La isla del Tano
No me pregunten cómo he terminado con el Tano y su novia en una isla desierta de las Bahamas.
No sé mucho del Tano, lo conocí la otra noche en un hotel de Nassau, me pidió la laptop en el bar para leer sus correos.
Todo lo que sé del Tano es que es argentino, vive en Nueva York y alquila cincuenta departamentos amoblados en esa ciudad. Todo lo que sé del Tano es que es dueño de cincuenta departamentos de lujo en Manhattan. Está claro que el Tano es un maestro porque además me cuenta todo eso como si me estuviera contando que está resfriado.
Todo lo que sé de la novia del Tano es que es sueca y está siempre un tanto borracha y coqueteando, lo que no parece molestarle al Tano, porque el Tano es un grande y nada parece molestarle a estas alturas.
Tan grande es el Tano que se ha comprado una isla virgen en las Bahamas y me ha dicho para ir a visitarla y ahora un avión bimotor ha acuatizado frente a una isla desierta a la que hemos llegado volando cuarenta minutos sobre un mar tan transparente que podías ver los tiburones.
El Tano, la sueca y yo hemos bajado de la avioneta, saltado al mar y, con el agua rozándonos el ombligo, hemos caminado hasta la orilla de la isla del Tano y nos hemos sentado a la sombra de un árbol y era como estar en un capítulo de Lost esperando a que viniera una criatura monstruosa a devorarnos.
El Tano dijo que quería hacerse una casita rústica en esa isla, sin luz eléctrica ni agua potable, y usarla para venir con la sueca a descansar unos días, a perderse, a no ser nadie, a no ser el Tano de Nueva York, a ser uno más en esa isla despoblada de criaturas humanas y dedicarse a pescar y comer los peces dorados en el fuego de una hoguera y defecar en cuclillas al pie del árbol y dejar salir a la bestia salvaje que todos llevamos dentro.
Yo le dije al Tano que nunca más volvería a esa isla y que en poco tiempo el mar la devoraría cuando terminasen de derretirse los glaciares, pero él me dijo que nunca había fallado moviendo su dinero y con esa isla tampoco fallaría.
''Como quieras, Tano, pero vamos a comer algo'', le dije.
Entonces empezamos a caminar por la orilla de regreso al avión y el Tano se detuvo, vio algo.
''Quédense acá, ya vuelvo'', dijo, y se metió por la maleza, y yo pensé que se había vuelto loco y no regresaría más y la sueca y yo tendríamos que sobornar al piloto para escapar de la isla.
El Tano regresó con un maletín deportivo.
Sonreía como si se hubiera ganado la lotería.
''No me van a creer lo que encontré'', dijo.
Abrió el maletín y nos mostró los paquetes de cocaína.
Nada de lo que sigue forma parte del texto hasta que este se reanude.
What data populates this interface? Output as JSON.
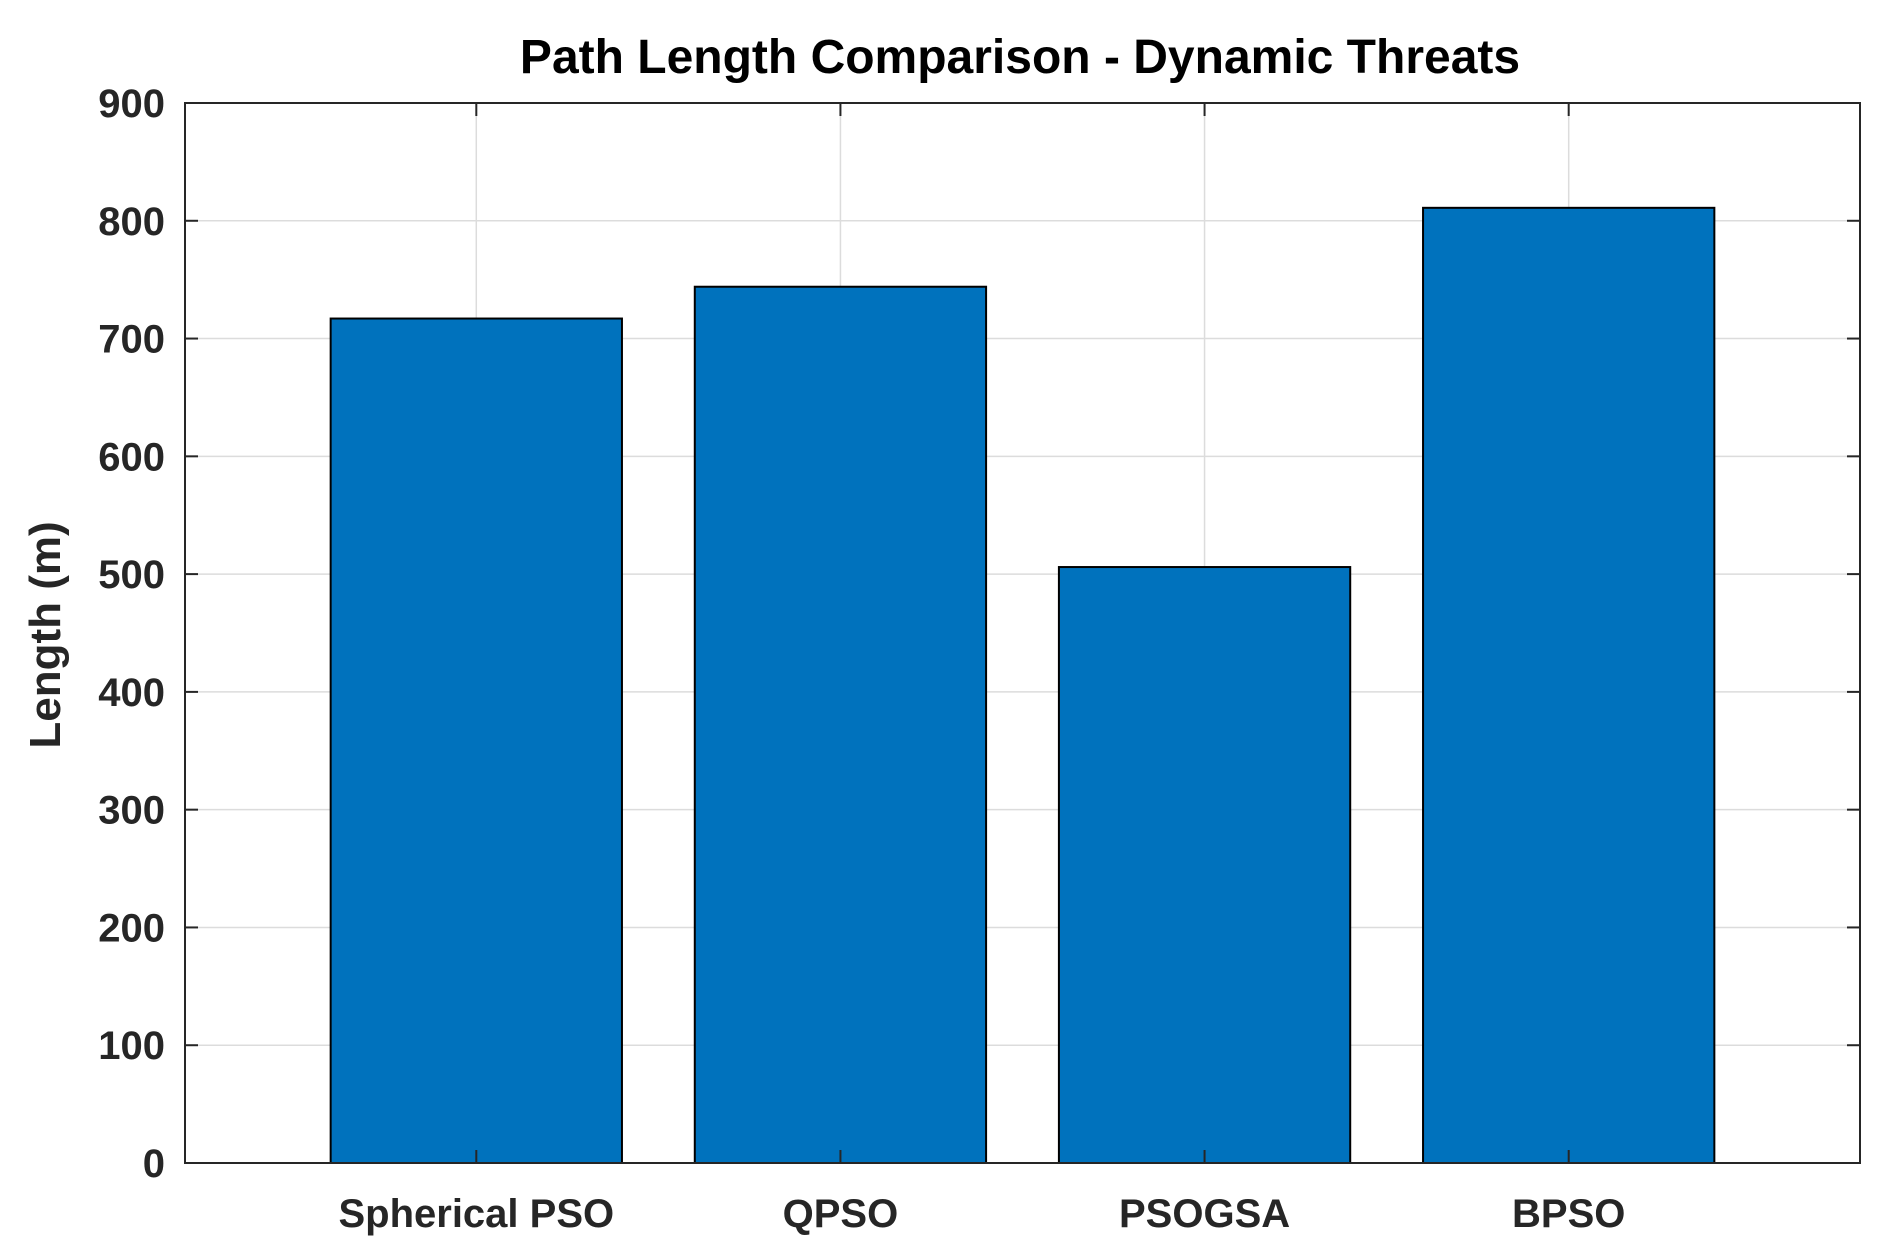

Abrió uno y la probó y dijo que era buena. Por suerte no me la ofreció, no hubiera sido bueno recaer en ella.
El Tano dijo que los narcos a veces tiraban maletas con droga en su isla y a los pocos días venía una lancha rápida y recogía la maleta y se la llevaba. Lo dijo con aplomo y naturalidad, como decía cualquier cosa el Tano, sin asustarse ni nada.
Le sugerí que dejase la maleta y nos marchásemos rápido de allí. El Tano me dio la razón pero se quedó con el paquete que había abierto y cerró el maletín y lo dejó un poco más lejos de la orilla, por si crecía la marea.
''Ya vendrán a buscarlo'', dijo. ''Y si no vienen, la vendo toda en Nassau y con esa plata me hago la casa acá en la isla'', dijo.
''No hagas eso, Tano'', le dije. «Si te robas la coca, te matarán''.
Subimos al avión. Despertamos al piloto. Como buen habitante de las Bahamas, estaba borracho y dormido, y así mismo piloteó la aeronave zumbona de vuelta a Nassau, silbando sobre las cabezas de los yates de los ricos.
La sueca se tomó tres latas de cerveza sin detenerse creo que ni a respirar y dijo que estaba segura de que ese avión achacoso se caería en dos minutos.
''No va a pasar nada, estás conmigo'', le dije, y besé su mano temblorosa.
''Eso es lo que yo les digo siempre a mis novias'', dijo el Tano y lanzó una carcajada que estalló como un trueno en el cielo de las Bahamas.
La sueca irguió el cuello y movió la cabeza como un cisne asustadizo.